Rabu, April 29, 2026
spot_imgspot_imgspot_imgspot_img
spot_img
spot_imgspot_imgspot_imgspot_img
BerandaOlahraga dan PendidikanEdukasi Sejak Dini Konservasi Air di Taman Mekar SDN 4 Munduk

Edukasi Sejak Dini Konservasi Air di Taman Mekar SDN 4 Munduk

Buleleng, PancarPOS | Halaman SDN 4 Munduk, Banjar, Buleleng yang sebelumnya gersang, kini tampak sejuk dan hijau. Bahkan, dilengkapi dengan kolam ikan serta pancuran air yang menambah kesejukan lingkungan sekolah. Perubahan wajah sekolah ini tak lepas dari peran Yayasan IDEP Selaras Alam yang menggelontorkan hibah Rp6 juta untuk pembangunan taman yang diberi nama Taman Mekar. Selain menjadi tempat istirahat siswa, taman ini juga menjadi ruang edukasi bagi 96 murid SDN 4 Munduk untuk belajar tentang konservasi air, pengelolaan komposter, hingga mengenal tanaman penyimpan air seperti pohon beringin, kayu tulak, dan pohon peji.

Plt Kepala SDN 4 Munduk, Gede Dedy Suwartawan, menuturkan bahwa bantuan dari IDEP diberikan karena sekolahnya menjadi salah satu pemenang lomba Tirtanovasi yang diadakan oleh IDEP Foundation. “Kami masuk tiga besar,” ujarnya, Jumat (31/10/2025). Ia menambahkan, ide pembangunan Taman Mekar awalnya digagas oleh kepala sekolah sebelumnya, Ida Ayu Sasmita. “Beliau sudah pensiun, dan saya melanjutkan program ini agar tetap berkelanjutan,” katanya.

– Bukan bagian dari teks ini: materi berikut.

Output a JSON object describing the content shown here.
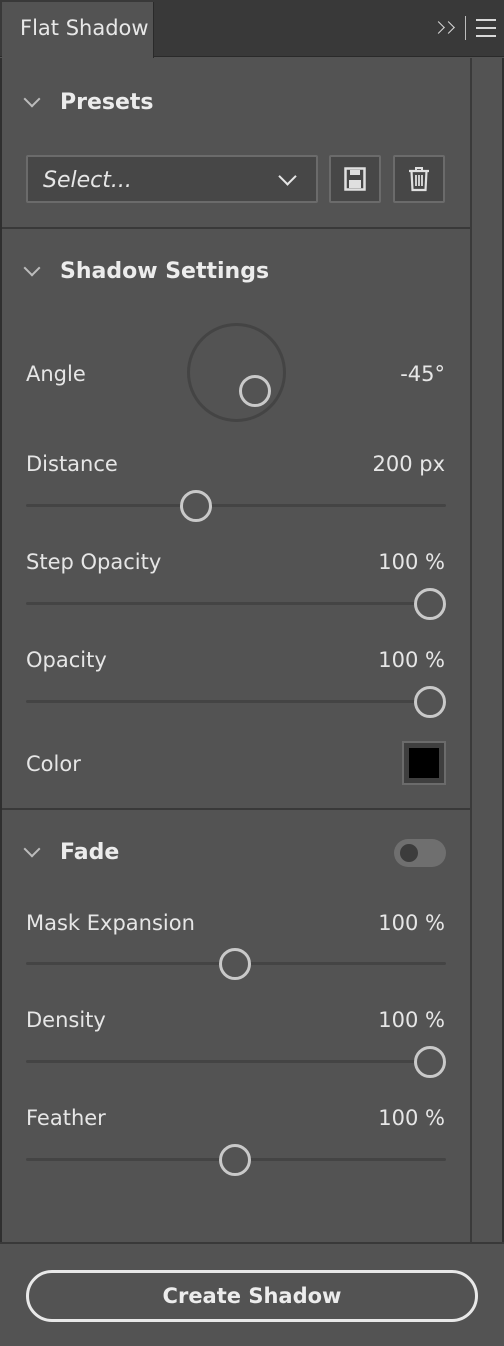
{
  "tab": {
    "title": "Flat Shadow"
  },
  "presets": {
    "title": "Presets",
    "select_value": "Select..."
  },
  "shadow": {
    "title": "Shadow Settings",
    "angle": {
      "label": "Angle",
      "value": "-45°"
    },
    "distance": {
      "label": "Distance",
      "value": "200 px",
      "slider_fraction": 0.4
    },
    "step_opacity": {
      "label": "Step Opacity",
      "value": "100 %",
      "slider_fraction": 1.0
    },
    "opacity": {
      "label": "Opacity",
      "value": "100 %",
      "slider_fraction": 1.0
    },
    "color": {
      "label": "Color",
      "swatch": "#000000"
    }
  },
  "fade": {
    "title": "Fade",
    "enabled": false,
    "mask_expansion": {
      "label": "Mask Expansion",
      "value": "100 %",
      "slider_fraction": 0.5
    },
    "density": {
      "label": "Density",
      "value": "100 %",
      "slider_fraction": 1.0
    },
    "feather": {
      "label": "Feather",
      "value": "100 %",
      "slider_fraction": 0.5
    }
  },
  "footer": {
    "create_label": "Create Shadow"
  },
  "colors": {
    "panel_bg": "#535353",
    "header_bg": "#393939",
    "text": "#e6e6e6",
    "knob_border": "#c9c9c9"
  }
}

Menurutnya, taman ini bukan sekadar tempat istirahat, tetapi juga sarana belajar yang nyaman dan edukatif. “Anak-anak sekarang bisa belajar langsung tentang pentingnya konservasi air sambil menikmati suasana sejuk taman,” imbuhnya. Dalam kegiatan pembelajaran di taman tersebut, siswa juga diajarkan memilah sampah organik dan anorganik. “Anak-anak diedukasi mengolah sampah organik menjadi pupuk kompos melalui komposter,” tandasnya.

Sementara itu, perwakilan IDEP Selaras Alam, Edward Angimoy, menjelaskan bahwa lomba Tirtanovasi bertujuan menumbuhkan inisiatif masyarakat dan sekolah dalam konservasi air, serta mendorong terciptanya solusi nyata bagi lingkungan. “SDN 4 Munduk memiliki tiga inovasi unggulan, yaitu konservasi air, pemanfaatan tanaman yang mampu bertahan di musim kering, serta penyimpanan air,” ujarnya.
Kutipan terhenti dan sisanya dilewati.